Грохот и звон наполнил нашу полянку перед скалой. Я встретился взглядом с Игорем, но не нашел поддержки - он был растерян и с непониманием смотрел на совершаемый вандализм. Антон сохранял спокойствие. На лице Александра играла улыбка.
- Эти где?
  Валерий, видимо, имел в виду моих недавних спутников. Он, подбоченясь, строго наблюдал как люди в форме потрошили рюкзаки.
- В магазин ушли, - соврал я.
- Доставай свои вещи, - бросил он резко.
  Доставать мне было нечего, вещей у меня не было.
- Книги, религиозную литературу.
- Нету, - пожал плечами я.
 
Я заметил у Валерия под курткой пистолетную кобуру. Все люди, разрушающие лагерь, были в штатском. Одна из них, маленькая светловолосая женщина в юбке до колен и с широкими бедрами, ходила между палаток, отмечая что-то у себя в планшетике, а затем поправляла сбегавшие из прически волосы. Под носком ее лакированной туфельки издыхала в конвульсиях красная футболка Алены.
 
 Рюкзаки одним за одним опустошались безобразным образом. Пострадали и рюкзаки Олега Гекторовича и Алены. Палатка Антона стояла рядом с моей. Я увидел как человек в штатском брезгливо отшатнулся, заглянув в его рюкзак.
- Доставай сам, - скомандовал он. 

Все, что Антон извлек, было кучей отвратительно грязного нижнего белья.

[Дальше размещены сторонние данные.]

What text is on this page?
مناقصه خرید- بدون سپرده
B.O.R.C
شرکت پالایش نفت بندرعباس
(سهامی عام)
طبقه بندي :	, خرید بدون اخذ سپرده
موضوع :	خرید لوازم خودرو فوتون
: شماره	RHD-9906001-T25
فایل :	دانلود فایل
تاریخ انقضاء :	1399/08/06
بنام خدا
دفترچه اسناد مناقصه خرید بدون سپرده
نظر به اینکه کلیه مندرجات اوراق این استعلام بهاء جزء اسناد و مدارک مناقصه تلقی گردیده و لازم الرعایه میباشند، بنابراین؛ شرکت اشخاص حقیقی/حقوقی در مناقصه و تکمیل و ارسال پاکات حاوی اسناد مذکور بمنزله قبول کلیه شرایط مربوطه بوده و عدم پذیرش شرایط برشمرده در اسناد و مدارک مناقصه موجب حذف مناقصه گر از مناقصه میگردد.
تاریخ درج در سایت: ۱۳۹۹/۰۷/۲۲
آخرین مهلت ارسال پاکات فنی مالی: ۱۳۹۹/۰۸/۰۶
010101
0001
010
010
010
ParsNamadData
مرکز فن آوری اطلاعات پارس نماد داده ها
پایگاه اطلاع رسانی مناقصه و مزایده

Белье было плотно заштриховано густыми темно-коричневыми линиями. Женщина спрятала глаза, Валерий зло посмотрел на эту кучу. Антон оставался безучастным. Человек заглянул внутрь рюкзака. 
 
Около кухни стояла пенал с книгами, принесенный из шатра до его разгрома. Тут же сваливались книги, вынутые из рюкзаков и палаток, в основном, с образами полнощеких трехглазых будд и шестируких богинь на глянцевых обложках. Валерий, присев на корточки перед пеналом, пролистал и ощупал каждую книгу. Более того, он принялся просматривать  некоторые страницы на свету.
 
 "Ищут экстремистскую литературу", - меня озарила мысль. Все вставало на свои места.
- Ленин и жандармы, - с кислой усмешкой сказал Александр. Только тут я заметил склонность Александра к сарказму.
 Раздался звук вырываемых страниц. Из каждой книги вырывалась одна страница, сминалась и книга отправлялась в большой мешок для мусора. Чувство неприятия и протеста зародилось где-то внутри меня.
- Ладно, повезли оформим этих, - все также зло гаркнул Валерий.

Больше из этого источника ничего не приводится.